BISHAM MANOR, BERKSHIRE, MAY 1524
Nobody from court writes to me; I am in exile, I am in silent disgrace, though everyone knows that I am innocent of anything but bearing my name. Thomas Howard, the old Duke of Norfolk, dies comfortably in his bed and I order a Mass for his soul at the priory, the loyal good friend that he was; but I do not attend his lavish funeral. Katherine the queen sends me a short letter from time to time, a prayer book from her own library, New Year’s gifts. She rises and falls in the favor of the king as he enters alliances firstly with and then against Spain. My former pupil, my darling little Princess Mary, is betrothed to marry her kinsman Charles, the emperor, in an alliance against France, then she is to marry her cousin James, the young King of Scotland, then they even say that she will go to France and marry there. I hope that someone stands in my place and tells her not to attach herself to these alliances, not to dream of these young men as lovers. I hope that there is someone teaching her to look at all these ambitions with a steady skepticism. Nothing could be worse for her than to fall in love with the idea of one of these mercenary suitors; they may all come to nothing.

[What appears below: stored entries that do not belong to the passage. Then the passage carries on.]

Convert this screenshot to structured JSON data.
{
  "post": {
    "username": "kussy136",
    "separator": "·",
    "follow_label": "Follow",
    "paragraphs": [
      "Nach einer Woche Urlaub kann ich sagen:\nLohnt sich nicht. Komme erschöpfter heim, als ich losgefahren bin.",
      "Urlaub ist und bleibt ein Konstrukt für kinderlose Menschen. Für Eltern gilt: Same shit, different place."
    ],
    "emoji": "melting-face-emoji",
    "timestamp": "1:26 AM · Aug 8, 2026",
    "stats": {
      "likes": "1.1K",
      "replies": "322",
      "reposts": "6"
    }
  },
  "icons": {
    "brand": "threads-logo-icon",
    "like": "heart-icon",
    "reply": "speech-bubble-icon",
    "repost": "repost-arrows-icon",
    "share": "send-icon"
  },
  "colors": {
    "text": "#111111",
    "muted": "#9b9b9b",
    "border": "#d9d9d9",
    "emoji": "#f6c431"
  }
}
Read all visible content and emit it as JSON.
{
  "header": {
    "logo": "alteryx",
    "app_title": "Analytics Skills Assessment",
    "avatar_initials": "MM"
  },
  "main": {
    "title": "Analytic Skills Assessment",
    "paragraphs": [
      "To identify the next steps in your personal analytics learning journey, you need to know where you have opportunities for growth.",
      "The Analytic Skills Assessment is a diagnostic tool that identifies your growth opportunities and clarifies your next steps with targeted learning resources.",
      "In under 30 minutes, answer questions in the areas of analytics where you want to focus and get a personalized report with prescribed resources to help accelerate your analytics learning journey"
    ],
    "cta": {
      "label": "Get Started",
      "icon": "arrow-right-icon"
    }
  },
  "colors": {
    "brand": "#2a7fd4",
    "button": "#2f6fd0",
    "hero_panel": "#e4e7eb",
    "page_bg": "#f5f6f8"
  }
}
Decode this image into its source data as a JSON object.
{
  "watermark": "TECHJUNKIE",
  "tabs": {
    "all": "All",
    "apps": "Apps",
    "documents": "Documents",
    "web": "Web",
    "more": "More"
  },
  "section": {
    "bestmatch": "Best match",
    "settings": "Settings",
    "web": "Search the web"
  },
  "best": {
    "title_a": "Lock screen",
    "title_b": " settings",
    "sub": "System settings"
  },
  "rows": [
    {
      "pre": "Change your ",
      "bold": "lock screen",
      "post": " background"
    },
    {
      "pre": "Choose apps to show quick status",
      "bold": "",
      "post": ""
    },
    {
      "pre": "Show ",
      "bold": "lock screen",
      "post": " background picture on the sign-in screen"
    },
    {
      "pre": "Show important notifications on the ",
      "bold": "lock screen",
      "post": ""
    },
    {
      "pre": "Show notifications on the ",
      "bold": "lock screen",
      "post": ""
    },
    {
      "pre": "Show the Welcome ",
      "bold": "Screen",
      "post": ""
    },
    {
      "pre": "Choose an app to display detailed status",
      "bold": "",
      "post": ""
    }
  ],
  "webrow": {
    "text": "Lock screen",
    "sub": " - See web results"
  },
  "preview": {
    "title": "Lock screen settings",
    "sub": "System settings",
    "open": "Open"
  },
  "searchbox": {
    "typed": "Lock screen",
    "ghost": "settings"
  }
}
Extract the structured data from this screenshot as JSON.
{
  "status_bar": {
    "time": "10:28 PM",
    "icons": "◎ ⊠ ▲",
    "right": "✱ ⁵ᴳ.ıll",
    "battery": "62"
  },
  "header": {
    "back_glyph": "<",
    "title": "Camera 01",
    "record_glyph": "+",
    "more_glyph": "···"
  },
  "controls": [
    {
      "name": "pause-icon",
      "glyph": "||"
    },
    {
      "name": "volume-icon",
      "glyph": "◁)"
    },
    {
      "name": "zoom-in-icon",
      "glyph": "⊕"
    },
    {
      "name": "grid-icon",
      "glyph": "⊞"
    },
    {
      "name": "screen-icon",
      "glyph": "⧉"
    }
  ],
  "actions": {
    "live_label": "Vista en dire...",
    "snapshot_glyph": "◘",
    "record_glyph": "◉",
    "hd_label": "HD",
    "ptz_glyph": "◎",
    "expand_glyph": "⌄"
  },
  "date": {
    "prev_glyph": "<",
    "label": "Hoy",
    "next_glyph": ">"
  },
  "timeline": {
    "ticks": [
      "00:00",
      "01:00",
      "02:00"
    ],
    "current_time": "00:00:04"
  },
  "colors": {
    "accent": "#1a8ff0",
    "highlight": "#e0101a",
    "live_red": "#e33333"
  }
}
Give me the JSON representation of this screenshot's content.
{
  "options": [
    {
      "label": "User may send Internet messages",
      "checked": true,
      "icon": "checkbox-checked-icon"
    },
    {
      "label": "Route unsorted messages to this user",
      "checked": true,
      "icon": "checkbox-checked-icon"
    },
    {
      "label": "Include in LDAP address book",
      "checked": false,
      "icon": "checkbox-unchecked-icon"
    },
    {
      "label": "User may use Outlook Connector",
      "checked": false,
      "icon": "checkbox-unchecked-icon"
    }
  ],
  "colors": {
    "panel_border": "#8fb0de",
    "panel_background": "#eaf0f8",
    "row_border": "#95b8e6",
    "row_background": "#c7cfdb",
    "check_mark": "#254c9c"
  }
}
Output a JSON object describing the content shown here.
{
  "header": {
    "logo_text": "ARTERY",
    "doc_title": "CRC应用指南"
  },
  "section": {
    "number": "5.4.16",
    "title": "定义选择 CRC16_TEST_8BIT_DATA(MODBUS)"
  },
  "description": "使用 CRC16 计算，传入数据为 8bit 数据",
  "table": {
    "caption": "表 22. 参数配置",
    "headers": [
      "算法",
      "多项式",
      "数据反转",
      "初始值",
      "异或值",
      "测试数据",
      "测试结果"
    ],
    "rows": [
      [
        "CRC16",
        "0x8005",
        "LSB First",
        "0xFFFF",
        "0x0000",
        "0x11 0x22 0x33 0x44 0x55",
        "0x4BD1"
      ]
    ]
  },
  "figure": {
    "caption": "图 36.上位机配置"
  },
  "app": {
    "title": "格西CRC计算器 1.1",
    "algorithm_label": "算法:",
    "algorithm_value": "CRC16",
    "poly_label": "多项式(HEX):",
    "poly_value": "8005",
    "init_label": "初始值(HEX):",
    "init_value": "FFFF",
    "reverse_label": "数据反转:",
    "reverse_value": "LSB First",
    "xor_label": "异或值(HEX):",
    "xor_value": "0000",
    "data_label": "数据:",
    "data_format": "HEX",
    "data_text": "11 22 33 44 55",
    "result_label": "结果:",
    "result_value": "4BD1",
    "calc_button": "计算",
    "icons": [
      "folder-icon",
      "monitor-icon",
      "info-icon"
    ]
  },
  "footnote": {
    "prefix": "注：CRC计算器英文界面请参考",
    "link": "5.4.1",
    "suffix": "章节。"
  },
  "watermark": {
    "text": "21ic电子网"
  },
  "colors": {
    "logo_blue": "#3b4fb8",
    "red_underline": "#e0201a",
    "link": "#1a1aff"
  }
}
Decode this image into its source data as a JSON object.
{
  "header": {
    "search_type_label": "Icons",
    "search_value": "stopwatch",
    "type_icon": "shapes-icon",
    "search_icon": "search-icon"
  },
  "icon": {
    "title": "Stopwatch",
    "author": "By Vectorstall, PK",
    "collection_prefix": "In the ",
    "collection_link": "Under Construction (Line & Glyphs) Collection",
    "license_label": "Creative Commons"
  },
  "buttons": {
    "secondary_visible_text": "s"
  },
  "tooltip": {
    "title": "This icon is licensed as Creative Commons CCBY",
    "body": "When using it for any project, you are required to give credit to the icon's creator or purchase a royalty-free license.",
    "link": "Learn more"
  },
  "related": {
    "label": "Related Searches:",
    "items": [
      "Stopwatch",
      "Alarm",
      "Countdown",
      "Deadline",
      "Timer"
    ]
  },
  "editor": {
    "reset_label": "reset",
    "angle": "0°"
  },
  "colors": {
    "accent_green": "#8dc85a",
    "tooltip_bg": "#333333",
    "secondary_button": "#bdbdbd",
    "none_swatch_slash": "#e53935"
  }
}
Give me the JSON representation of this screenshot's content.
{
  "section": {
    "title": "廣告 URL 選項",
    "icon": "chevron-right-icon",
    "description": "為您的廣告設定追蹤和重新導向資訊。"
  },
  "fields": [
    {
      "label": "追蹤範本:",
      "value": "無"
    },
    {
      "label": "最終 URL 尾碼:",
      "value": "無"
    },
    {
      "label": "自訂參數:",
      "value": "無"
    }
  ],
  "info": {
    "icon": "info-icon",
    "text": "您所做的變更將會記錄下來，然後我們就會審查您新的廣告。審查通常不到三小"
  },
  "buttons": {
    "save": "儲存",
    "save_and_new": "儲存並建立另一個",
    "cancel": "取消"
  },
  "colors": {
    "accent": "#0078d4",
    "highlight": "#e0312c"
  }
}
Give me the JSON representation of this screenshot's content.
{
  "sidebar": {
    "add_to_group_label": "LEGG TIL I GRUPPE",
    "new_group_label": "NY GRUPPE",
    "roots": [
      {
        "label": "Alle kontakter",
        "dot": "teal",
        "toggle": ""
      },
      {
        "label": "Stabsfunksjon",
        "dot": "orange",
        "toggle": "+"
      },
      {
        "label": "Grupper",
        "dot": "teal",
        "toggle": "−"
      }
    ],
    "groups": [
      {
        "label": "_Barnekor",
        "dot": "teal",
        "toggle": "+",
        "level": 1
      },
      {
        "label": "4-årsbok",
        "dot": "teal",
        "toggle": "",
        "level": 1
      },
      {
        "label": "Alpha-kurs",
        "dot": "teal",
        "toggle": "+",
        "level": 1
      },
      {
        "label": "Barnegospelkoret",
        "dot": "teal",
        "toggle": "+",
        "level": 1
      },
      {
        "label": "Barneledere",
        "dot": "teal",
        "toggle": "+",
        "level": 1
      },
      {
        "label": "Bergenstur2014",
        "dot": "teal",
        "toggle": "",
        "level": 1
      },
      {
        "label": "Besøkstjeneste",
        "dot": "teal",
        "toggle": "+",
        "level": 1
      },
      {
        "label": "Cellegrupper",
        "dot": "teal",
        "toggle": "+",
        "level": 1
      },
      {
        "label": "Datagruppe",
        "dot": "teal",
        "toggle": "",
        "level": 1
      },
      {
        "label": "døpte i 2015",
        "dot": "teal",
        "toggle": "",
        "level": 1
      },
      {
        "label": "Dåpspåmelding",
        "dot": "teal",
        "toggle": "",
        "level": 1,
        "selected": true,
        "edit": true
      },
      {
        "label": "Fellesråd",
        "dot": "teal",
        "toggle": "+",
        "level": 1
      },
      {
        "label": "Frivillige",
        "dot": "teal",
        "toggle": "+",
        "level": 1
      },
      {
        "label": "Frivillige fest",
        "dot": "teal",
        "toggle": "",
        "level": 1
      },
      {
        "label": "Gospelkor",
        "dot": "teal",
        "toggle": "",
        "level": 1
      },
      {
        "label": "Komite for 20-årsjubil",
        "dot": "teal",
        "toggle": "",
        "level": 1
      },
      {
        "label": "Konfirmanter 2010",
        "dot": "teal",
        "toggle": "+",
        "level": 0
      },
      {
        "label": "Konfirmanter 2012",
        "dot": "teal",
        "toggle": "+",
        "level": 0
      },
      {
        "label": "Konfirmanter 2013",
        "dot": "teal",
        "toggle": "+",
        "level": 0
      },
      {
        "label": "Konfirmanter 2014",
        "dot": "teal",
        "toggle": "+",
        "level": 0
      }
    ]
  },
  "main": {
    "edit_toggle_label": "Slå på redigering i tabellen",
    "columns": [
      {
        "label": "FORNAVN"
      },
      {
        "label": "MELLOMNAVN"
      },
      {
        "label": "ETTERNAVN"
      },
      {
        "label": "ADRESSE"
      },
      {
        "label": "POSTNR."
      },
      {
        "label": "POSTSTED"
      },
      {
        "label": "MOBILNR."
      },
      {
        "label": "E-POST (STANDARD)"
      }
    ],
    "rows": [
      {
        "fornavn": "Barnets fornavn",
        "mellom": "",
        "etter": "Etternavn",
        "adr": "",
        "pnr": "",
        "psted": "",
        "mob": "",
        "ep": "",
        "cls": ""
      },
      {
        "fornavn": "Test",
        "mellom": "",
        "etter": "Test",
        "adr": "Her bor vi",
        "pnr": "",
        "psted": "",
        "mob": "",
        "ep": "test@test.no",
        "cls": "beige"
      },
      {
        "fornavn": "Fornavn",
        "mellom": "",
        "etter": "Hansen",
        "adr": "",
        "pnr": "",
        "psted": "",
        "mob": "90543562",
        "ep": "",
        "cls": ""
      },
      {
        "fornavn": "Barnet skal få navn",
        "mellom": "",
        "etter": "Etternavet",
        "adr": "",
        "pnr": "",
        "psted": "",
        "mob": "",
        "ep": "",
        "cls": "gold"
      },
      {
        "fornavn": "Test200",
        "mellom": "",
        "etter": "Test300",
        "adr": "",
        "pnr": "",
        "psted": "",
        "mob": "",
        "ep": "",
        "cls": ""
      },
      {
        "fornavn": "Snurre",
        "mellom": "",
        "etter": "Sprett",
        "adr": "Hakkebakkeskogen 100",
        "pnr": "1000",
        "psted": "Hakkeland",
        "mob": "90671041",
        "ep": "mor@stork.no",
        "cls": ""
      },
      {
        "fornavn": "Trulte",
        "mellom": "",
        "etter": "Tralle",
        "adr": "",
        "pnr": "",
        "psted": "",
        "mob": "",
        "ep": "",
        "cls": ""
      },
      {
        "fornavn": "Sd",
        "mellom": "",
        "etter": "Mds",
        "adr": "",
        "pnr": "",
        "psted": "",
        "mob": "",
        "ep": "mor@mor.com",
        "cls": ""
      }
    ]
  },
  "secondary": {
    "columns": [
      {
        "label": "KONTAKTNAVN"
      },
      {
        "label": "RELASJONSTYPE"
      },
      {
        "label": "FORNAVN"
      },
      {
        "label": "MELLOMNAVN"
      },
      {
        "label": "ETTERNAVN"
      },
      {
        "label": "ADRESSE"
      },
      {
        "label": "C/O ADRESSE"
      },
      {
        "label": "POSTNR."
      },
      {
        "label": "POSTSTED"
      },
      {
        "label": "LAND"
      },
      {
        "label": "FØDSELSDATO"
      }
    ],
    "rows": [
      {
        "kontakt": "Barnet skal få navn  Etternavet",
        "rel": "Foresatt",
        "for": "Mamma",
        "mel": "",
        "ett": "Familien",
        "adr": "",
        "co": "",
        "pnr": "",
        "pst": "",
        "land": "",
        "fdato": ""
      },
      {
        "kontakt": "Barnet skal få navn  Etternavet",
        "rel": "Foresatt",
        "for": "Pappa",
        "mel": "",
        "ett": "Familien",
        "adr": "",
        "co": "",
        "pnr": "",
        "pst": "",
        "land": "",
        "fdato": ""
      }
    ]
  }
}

I learn from my Bisham steward, who heard from the drovers who walked our beef cattle to Smithfield, that people are saying the king has a new lover. Nobody is sure which one of the ladies at court has the king’s unreliable fancy, but then I hear that it is one of the Boleyn girls, Mary Carey, and that she is pregnant and everyone is saying that it is the king’s child.
I am glad to hear from a pedlar who comes into the kitchen to sell trinkets to the maids that she has given birth to a girl, and he winks and whispers that while she was in confinement the king took up with her sister Anne. After dinner that night, quietly in my room, Geoffrey suggests that perhaps all Howard girls smell like prey to the king, just as a Talbot hound will prefer the scent of a hare to all else. It makes me giggle, and think with affection of the old Duke of Norfolk, who loved a bawdy joke, but I frown at Geoffrey for disrespect. This family, this boy especially, is never going to say one word against this king.
BISHAM MANOR, BERKSHIRE, JULY 1525
The king creates a duke to replace my cousin whom he killed. Bessie’s boy, the bastard Henry Fitzroy, is honored beyond belief. My steward comes back from London and says there was a great procession to the old royal palace of Bridewell and the six-year-old boy was made a duke twice over: Duke of Richmond and Duke of Somerset. Thomas More, the king’s new favorite, read out the letters patent.
“I didn’t know that you could be two dukes at once,” my steward remarks with a sly smile to me.
“I am sure the king judges rightly,” I say; but inwardly I think that this will have cost my friend the queen a lot of pain, to see a golden-headed Tudor boy kissed by his royal father and draped in ermine.
It is Arthur, Sir Arthur as I now always call him, who gives me my first living grandson, the heir to my name. He names him Henry, as he should, and I send our beautiful gilded cradle to Jane at Broadhurst for the next generation of Plantagenet boys. I am amazed at my own fierce pride at this baby, at my powerful delight at the next generation of our dynasty.
My son Geoffrey was not part of the muster for France, and I made sure that he did not volunteer to go. He is a young man now, nearly twenty-one, and this last son, this most precious child, must be found a wife. I spend more time in considering who would suit Geoffrey than anything else in these years of exile.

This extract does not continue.